Revision3, a legitimate company that distributes HD video over the Internet using BitTorrent, was not amused, and the FBI is investigating.

Any legitimate Internet provider should refuse to provide services to companies that engage in illegal or immoral tactics to try to stop peer-to-peer piracy of copyrighted content, such as denial of service attacks or interference with services that are being used legitimately, even if they are also being used for piracy. If they don't have methods which can be targeted specifically against the copyrighted content they are authorized to protect, then their methods cross the line, in my opinion.

MediaDefender's upstream network providers are Savvis (ASN 3561), Beyond the Network (ASN 3491), WV Fiber (ASN 19151), and SingTel (ASN 7473). They all should have a problem with denial of service attacks by their customer.

MediaDefender was previously in the news in September 2007 when its security was breached by hackers and 700 MB of executive emails and the content of VoIP telephone calls from the company were leaked to the Internet. This seems to me like a company that should not be in business.

2 comments:

Fredric said...

I read about this in the RISKs Digest and immediately thought that there was probably some Scientology crime syndicate relation. The attempt to deny people their freedom of speech rights just automaticalkly invokes the Scientology name.

I would like to hope that Repease3's people will file crimnal charges.

Jim Lippard said...

Greetings, Fredric! Good to see you here.
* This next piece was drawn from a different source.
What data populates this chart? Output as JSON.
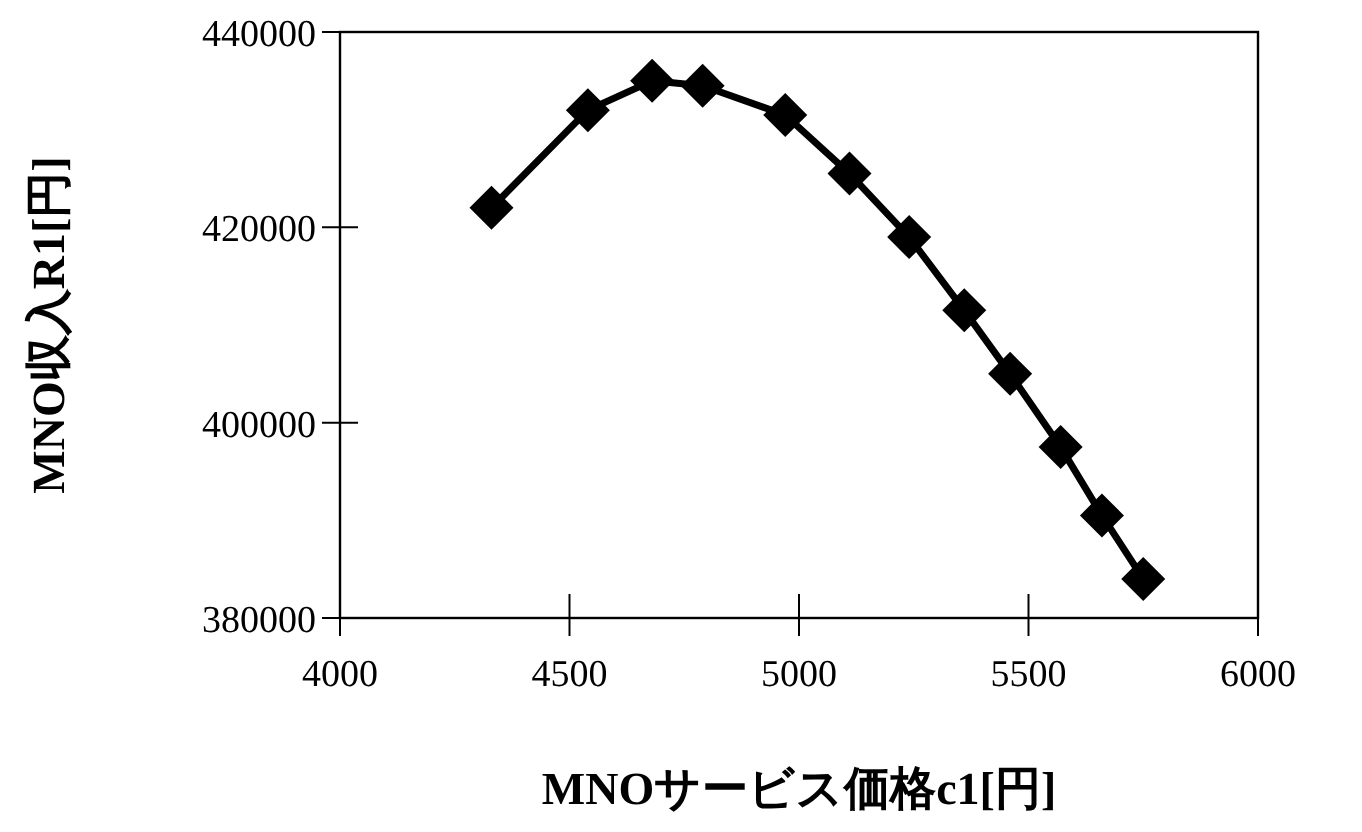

The names associated with MediaDefender are easy enough to check against the Scientology completions list--you can get lots of names from their email that got made public last year after they were hacked, such as their CEO, Randy Saaf. I'm not aware of any Scientology connection.

MediaDefender's parent company, ARTISTdirect, is a publicly traded company (stock symbol ARTD, traded over-the-counter) based in Santa Monica; interim CEO is film producer Dimitri Villard. Villard graduated from Harvard and was an editor of The Harvard Lampoon, which I'd say argues against his being a Scientologist. Russell Shaw is the only funny Scientologist I can think of.